The danger of RAD

I have written before about my opinions of RAD (reactive attachment disorder) as a diagnosis. In strict terms, RAD is an extreme diagnosis where the child in question cannot develop attachment to anyone and has no empathy towards other living creatures. It is an exceptionally dire diagnosis which goes hand in hand with some significantly dire behavior. It is so filled with pain, hurt, and brokenness on all sides that it is not something I would wish on anyone. RAD is at the extreme end of attachment difficulties. But attachment issues are on a long spectrum. It is more than possible to have attachment challenges and not have RAD. It is entirely possible to to have some significant behaviors and not have RAD. It is entirely likely that anyone with these behaviors has experienced a great deal of trauma. 

I hope that anyone who has been reading here for any length of time understands that trauma is not kind to growing brains. (Well, it's not kind to any type of brain, but growing, immature brains are even more affected.) Attachment, memory, attention, anger, disassociation, eloping, hypervigilance, sleep disturbances, fawning (being overly pleasing to those around them), destruction, depression, stealing, lying, indiscriminate affection (which is also attachment related, but significantly more severe), and anxiety are all areas or behaviors which can be present in a child who has experienced trauma. I know it is an overwhelming list, but we have experienced every single one of them. If I were to go through one of those do-it-yourself "does you child have RAD?" checklists, there would be an awful lot of boxes which would be ticked. It's been a long time since I was compelled to take one of those tests, but I'm pretty sure that for at least three of my children I would have been given permission to self-diagnose RAD. None of my children have RAD. They can form attachments, even if it is difficult and scary for some of them. They are caring of other people and animals. They are learning that it is possible for them to be safe and loved, and they can heal.

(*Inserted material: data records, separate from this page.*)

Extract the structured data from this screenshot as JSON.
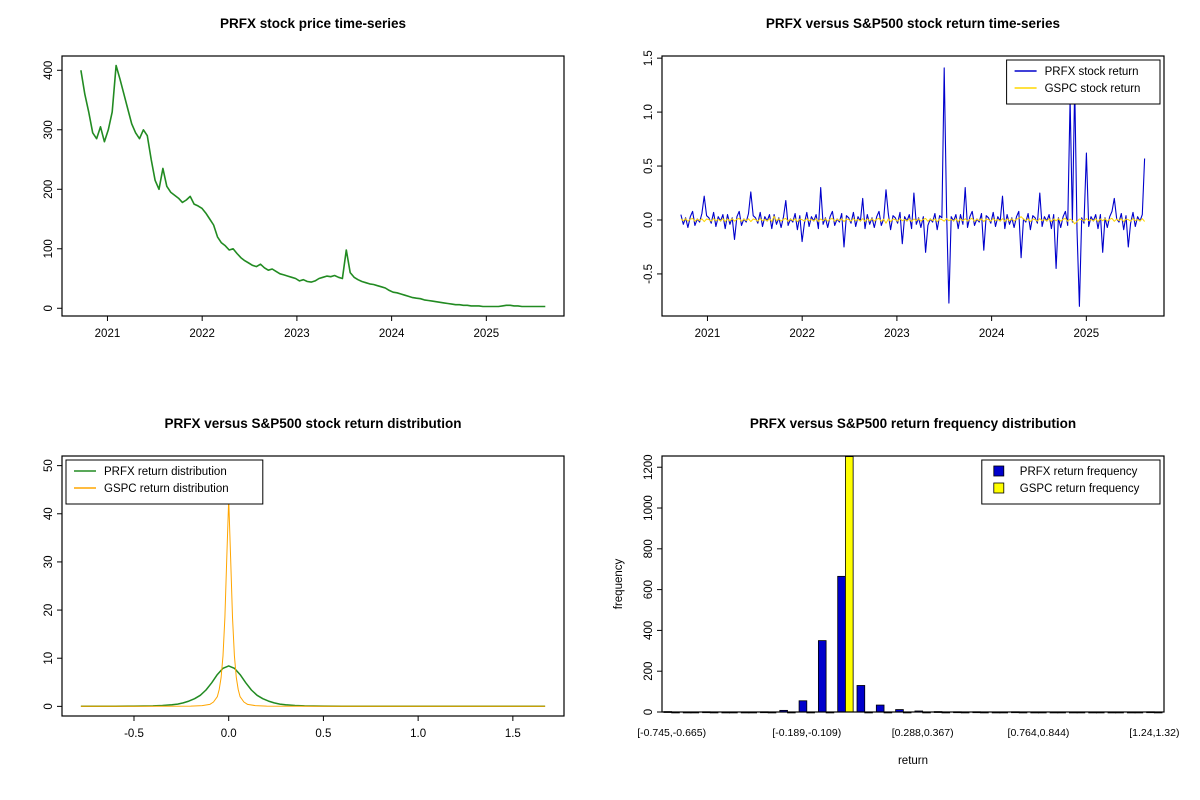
{
  "chart_data": [
    {
      "id": "prfx-price",
      "type": "line",
      "title": "PRFX stock price time-series",
      "xlim": [
        2020.52,
        2025.82
      ],
      "xticks": [
        2021,
        2022,
        2023,
        2024,
        2025
      ],
      "ylim": [
        -13,
        424
      ],
      "yticks": [
        0,
        100,
        200,
        300,
        400
      ],
      "x_start": 2020.72,
      "x_step": 0.0412,
      "series": [
        {
          "name": "PRFX stock price",
          "color": "#228B22",
          "width": 1.6,
          "values": [
            400,
            360,
            330,
            295,
            285,
            305,
            280,
            300,
            330,
            408,
            385,
            360,
            335,
            310,
            295,
            285,
            300,
            290,
            250,
            215,
            200,
            235,
            205,
            195,
            190,
            185,
            178,
            182,
            188,
            175,
            172,
            168,
            160,
            150,
            140,
            120,
            110,
            105,
            98,
            100,
            92,
            85,
            80,
            76,
            72,
            70,
            74,
            68,
            64,
            66,
            62,
            58,
            56,
            54,
            52,
            50,
            46,
            48,
            45,
            44,
            46,
            50,
            52,
            54,
            53,
            55,
            52,
            50,
            98,
            60,
            52,
            48,
            45,
            43,
            41,
            40,
            38,
            36,
            34,
            30,
            27,
            26,
            24,
            22,
            20,
            18,
            17,
            16,
            14,
            13,
            12,
            11,
            10,
            9,
            8,
            7,
            6,
            6,
            5,
            5,
            4,
            4,
            4,
            3,
            3,
            3,
            3,
            3,
            4,
            5,
            5,
            4,
            4,
            3,
            3,
            3,
            3,
            3,
            3,
            3
          ]
        }
      ]
    },
    {
      "id": "returns",
      "type": "line",
      "title": "PRFX versus S&P500 stock return time-series",
      "xlim": [
        2020.52,
        2025.82
      ],
      "xticks": [
        2021,
        2022,
        2023,
        2024,
        2025
      ],
      "ylim": [
        -0.89,
        1.52
      ],
      "yticks": [
        -0.5,
        0.0,
        0.5,
        1.0,
        1.5
      ],
      "ytick_labels": [
        "-0.5",
        "0.0",
        "0.5",
        "1.0",
        "1.5"
      ],
      "x_start": 2020.72,
      "x_step": 0.0246,
      "legend": {
        "position": "top-right"
      },
      "series": [
        {
          "name": "PRFX stock return",
          "color": "#0000CC",
          "width": 1.1,
          "values": [
            0.05,
            -0.04,
            0.02,
            -0.07,
            0.03,
            0.08,
            -0.05,
            0.01,
            -0.02,
            0.06,
            0.22,
            0.04,
            0.02,
            -0.03,
            0.07,
            -0.06,
            0.03,
            -0.01,
            0.05,
            -0.08,
            0.05,
            -0.04,
            0.02,
            -0.18,
            0.03,
            0.08,
            -0.05,
            0.01,
            -0.02,
            0.06,
            0.26,
            0.04,
            0.02,
            -0.03,
            0.07,
            -0.06,
            0.03,
            -0.01,
            0.05,
            -0.08,
            0.05,
            -0.04,
            0.02,
            -0.07,
            0.03,
            0.18,
            -0.05,
            0.01,
            -0.02,
            0.06,
            -0.09,
            0.04,
            -0.2,
            -0.03,
            0.07,
            -0.06,
            0.03,
            -0.01,
            0.05,
            -0.08,
            0.3,
            -0.04,
            0.02,
            -0.07,
            0.03,
            0.08,
            -0.05,
            0.01,
            -0.02,
            0.06,
            -0.25,
            0.04,
            0.02,
            -0.03,
            0.07,
            -0.06,
            0.03,
            -0.01,
            0.2,
            -0.08,
            0.05,
            -0.04,
            0.02,
            -0.07,
            0.03,
            0.08,
            -0.05,
            0.01,
            0.28,
            0.06,
            -0.09,
            0.04,
            0.02,
            -0.03,
            0.07,
            -0.22,
            0.03,
            -0.01,
            0.05,
            -0.08,
            0.25,
            -0.04,
            0.02,
            -0.07,
            0.03,
            -0.3,
            -0.05,
            0.01,
            -0.02,
            0.06,
            -0.09,
            0.04,
            0.02,
            1.41,
            0.07,
            -0.77,
            0.03,
            -0.01,
            0.05,
            -0.08,
            0.05,
            -0.04,
            0.3,
            -0.07,
            0.03,
            0.08,
            -0.05,
            0.01,
            -0.02,
            0.06,
            -0.28,
            0.04,
            0.02,
            -0.03,
            0.07,
            -0.06,
            0.03,
            -0.01,
            0.22,
            -0.08,
            0.05,
            -0.04,
            0.02,
            -0.07,
            0.03,
            0.08,
            -0.35,
            0.01,
            -0.02,
            0.06,
            -0.09,
            0.04,
            0.02,
            -0.03,
            0.25,
            -0.06,
            0.03,
            -0.01,
            0.05,
            -0.08,
            0.05,
            -0.45,
            0.02,
            -0.07,
            0.03,
            0.08,
            -0.05,
            1.12,
            -0.02,
            1.25,
            -0.09,
            -0.8,
            0.02,
            -0.03,
            0.62,
            -0.06,
            0.03,
            -0.01,
            0.05,
            -0.08,
            0.05,
            -0.3,
            0.02,
            -0.07,
            0.03,
            0.08,
            0.2,
            0.01,
            -0.02,
            0.06,
            -0.09,
            0.04,
            -0.25,
            -0.03,
            0.07,
            -0.06,
            0.03,
            -0.01,
            0.05,
            0.57
          ]
        },
        {
          "name": "GSPC stock return",
          "color": "#FFD700",
          "width": 1.0,
          "values": [
            0.01,
            -0.008,
            0.012,
            -0.01,
            0.006,
            0.015,
            -0.012,
            0.008,
            -0.006,
            0.011,
            -0.015,
            0.009,
            0.004,
            -0.011,
            0.013,
            -0.007,
            0.005,
            -0.009,
            0.012,
            -0.014,
            0.01,
            -0.008,
            0.012,
            -0.01,
            0.006,
            0.015,
            -0.012,
            0.008,
            -0.006,
            0.011,
            -0.015,
            0.009,
            0.004,
            -0.011,
            0.013,
            -0.007,
            0.005,
            -0.009,
            0.012,
            -0.014,
            0.035,
            -0.008,
            0.012,
            -0.01,
            0.006,
            0.015,
            -0.012,
            0.008,
            -0.006,
            0.011,
            -0.015,
            0.009,
            0.004,
            -0.011,
            0.013,
            -0.007,
            0.005,
            -0.009,
            0.012,
            -0.014,
            0.01,
            -0.008,
            0.012,
            -0.01,
            0.006,
            0.015,
            -0.012,
            0.008,
            -0.006,
            0.011,
            -0.015,
            0.009,
            0.004,
            -0.011,
            0.013,
            -0.007,
            0.005,
            -0.009,
            0.012,
            -0.014,
            0.01,
            -0.008,
            0.012,
            -0.01,
            0.006,
            0.015,
            -0.012,
            0.008,
            -0.03,
            0.011,
            -0.015,
            0.009,
            0.004,
            -0.011,
            0.013,
            -0.007,
            0.005,
            -0.009,
            0.012,
            -0.014,
            0.01,
            -0.008,
            0.012,
            -0.01,
            0.006,
            0.015,
            -0.012,
            0.008,
            -0.006,
            0.011,
            -0.015,
            0.009,
            0.004,
            -0.011,
            0.013,
            -0.007,
            0.005,
            -0.009,
            0.012,
            -0.014,
            0.01,
            -0.008,
            0.012,
            -0.01,
            0.006,
            0.015,
            -0.012,
            0.008,
            -0.006,
            0.011,
            -0.015,
            0.009,
            0.004,
            -0.011,
            0.013,
            -0.007,
            0.005,
            -0.009,
            0.012,
            -0.014,
            0.01,
            -0.008,
            0.012,
            -0.01,
            0.006,
            0.015,
            0.03,
            0.008,
            -0.006,
            0.011,
            -0.015,
            0.009,
            0.004,
            -0.011,
            0.013,
            -0.007,
            0.005,
            -0.009,
            0.012,
            -0.014,
            0.01,
            -0.008,
            0.012,
            -0.01,
            0.006,
            0.015,
            -0.012,
            0.008,
            -0.006,
            -0.035,
            -0.015,
            0.009,
            0.004,
            -0.011,
            0.013,
            -0.007,
            0.005,
            -0.009,
            0.012,
            -0.014,
            0.01,
            -0.008,
            0.012,
            -0.01,
            0.006,
            0.015,
            -0.012,
            0.008,
            -0.006,
            0.011,
            -0.015,
            0.009,
            0.004,
            -0.011,
            0.013,
            -0.007,
            0.005,
            -0.009,
            0.012,
            -0.014
          ]
        }
      ]
    },
    {
      "id": "density",
      "type": "xyline",
      "title": "PRFX versus S&P500 stock return distribution",
      "xlim": [
        -0.88,
        1.77
      ],
      "xticks": [
        -0.5,
        0.0,
        0.5,
        1.0,
        1.5
      ],
      "xtick_labels": [
        "-0.5",
        "0.0",
        "0.5",
        "1.0",
        "1.5"
      ],
      "ylim": [
        -2,
        52
      ],
      "yticks": [
        0,
        10,
        20,
        30,
        40,
        50
      ],
      "legend": {
        "position": "top-left"
      },
      "series": [
        {
          "name": "PRFX return distribution",
          "color": "#228B22",
          "width": 1.5,
          "x": [
            -0.78,
            -0.6,
            -0.5,
            -0.45,
            -0.4,
            -0.35,
            -0.3,
            -0.27,
            -0.24,
            -0.21,
            -0.18,
            -0.15,
            -0.12,
            -0.09,
            -0.06,
            -0.03,
            0,
            0.03,
            0.06,
            0.09,
            0.12,
            0.15,
            0.18,
            0.21,
            0.24,
            0.27,
            0.3,
            0.35,
            0.4,
            0.45,
            0.5,
            0.6,
            0.7,
            0.9,
            1.1,
            1.4,
            1.67
          ],
          "y": [
            0.02,
            0.03,
            0.05,
            0.07,
            0.1,
            0.18,
            0.32,
            0.48,
            0.72,
            1.1,
            1.6,
            2.3,
            3.4,
            4.9,
            6.6,
            7.9,
            8.4,
            7.9,
            6.6,
            4.9,
            3.4,
            2.3,
            1.6,
            1.1,
            0.72,
            0.48,
            0.32,
            0.18,
            0.1,
            0.07,
            0.05,
            0.03,
            0.02,
            0.02,
            0.02,
            0.02,
            0.02
          ]
        },
        {
          "name": "GSPC return distribution",
          "color": "#FFA500",
          "width": 1.0,
          "x": [
            -0.78,
            -0.4,
            -0.2,
            -0.14,
            -0.1,
            -0.08,
            -0.06,
            -0.05,
            -0.04,
            -0.03,
            -0.02,
            -0.01,
            0,
            0.01,
            0.02,
            0.03,
            0.04,
            0.05,
            0.06,
            0.08,
            0.1,
            0.14,
            0.2,
            0.4,
            1.67
          ],
          "y": [
            0.02,
            0.02,
            0.05,
            0.15,
            0.4,
            0.9,
            2,
            3.5,
            6,
            10.5,
            18.5,
            31,
            43,
            31,
            18.5,
            10.5,
            6,
            3.5,
            2,
            0.9,
            0.4,
            0.15,
            0.05,
            0.02,
            0.02
          ]
        }
      ]
    },
    {
      "id": "frequency",
      "type": "bars",
      "title": "PRFX versus S&P500 return frequency distribution",
      "xlabel": "return",
      "ylabel": "frequency",
      "ylim": [
        0,
        1255
      ],
      "yticks": [
        0,
        200,
        400,
        600,
        800,
        1000,
        1200
      ],
      "bin_count": 26,
      "xtick_bins": [
        0,
        7,
        13,
        19,
        25
      ],
      "xtick_labels": [
        "[-0.745,-0.665)",
        "[-0.189,-0.109)",
        "[0.288,0.367)",
        "[0.764,0.844)",
        "[1.24,1.32)"
      ],
      "legend": {
        "position": "top-right"
      },
      "series": [
        {
          "name": "PRFX return frequency",
          "color": "#0000CC",
          "values": [
            2,
            0,
            1,
            0,
            0,
            1,
            8,
            55,
            350,
            665,
            130,
            34,
            12,
            5,
            2,
            1,
            1,
            0,
            1,
            0,
            0,
            0,
            0,
            0,
            0,
            1
          ]
        },
        {
          "name": "GSPC return frequency",
          "color": "#FFFF00",
          "values": [
            0,
            0,
            0,
            0,
            0,
            0,
            0,
            0,
            0,
            1252,
            0,
            0,
            0,
            0,
            0,
            0,
            0,
            0,
            0,
            0,
            0,
            0,
            0,
            0,
            0,
            0
          ]
        }
      ]
    }
  ]
}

But I've been at that place. The place where a parent is so despondent over their child that they are desperate for answers. That place where you think you have tried absolutely everything and your bag of tricks is empty. That place where having a diagnosis which explains it all is so tantalizing. I took those tests, and they confirmed my fears. My worst fears, I might add, that we would be adopting a child who damaged that there was no hope. This was the diagnosis which let me off the hook. If there is no hope, there is nothing more than I can do. I could then sadly shake my head and quit trying, because at that point I really did think I had tried everything. I sat with that for a bit, but as much as I wanted to be done, excused from service, relieved of responsibility, I couldn't. What I saw in my child didn't match a more clinical description of RAD. So we kept looking for answers. Those answers were extremely uncomfortable because I had to realize that I hadn't actually tried everything, just everything that felt comfortable. I had to venture into some significant discomfort before I could change enough to parent in the way my hurt children needed me to. 

RAD is mostly a cop out. It says there is no hope, so there is no point in trying. And when that diagnosis is given by a professional, possibly a pediatrician, with no training in trauma or psychological rarities, then this cop out of a diagnosis is even more compelling. A parent is then given a reason for all the hard, end of story. This abused diagnosis does nothing for the child, does nothing for the family, and does nothing for families who have children who actually have to live with the diagnosis, diluting its severity.

Today, I discovered another way a RAD diagnosis is harmful. In a group I am in for riding instructors, someone asked for help and suggestions because a parent had asked about lessons for their child diagnosed with RAD. (I was polite, but you can imagine my response.) I was dismayed at the response. Most people don't live in a place where discussions about trauma and RAD are commonplace, so did a little googling and discovered the clinical description. As I said, it's pretty scary. With only that description for reference, there was pretty wide scale comments about not taking this child... too dangerous, needs too much specialized treatment, or just don't do it. If the child in questions does actually have true RAD, then these responses make sense. But probably, because I see the term thrown around so often and with such abandon, it is a child affected by trauma for whom life is not always easy. Horses would be awesome. To be in a place where this child could just be a kid learning about horses could be healing. Instead, by throwing around the term RAD, everyone who works with that child is already on edge, waiting for some egregious, horrible behavior. Children are not stupid; they know when people don't trust them or are scared of them. And yet one more time a child who has experienced significant hurt has another little bit of shame heaped on their plate, another confirmation that there is something intrinsically wrong with them and they can do nothing about it. 

So hurtful. So unnecessary. 

Because the truth is, there is hope. There can be healing. It won't be fast, it won't be easy, and it may require a lot of change on the part of the parent, but it can happen.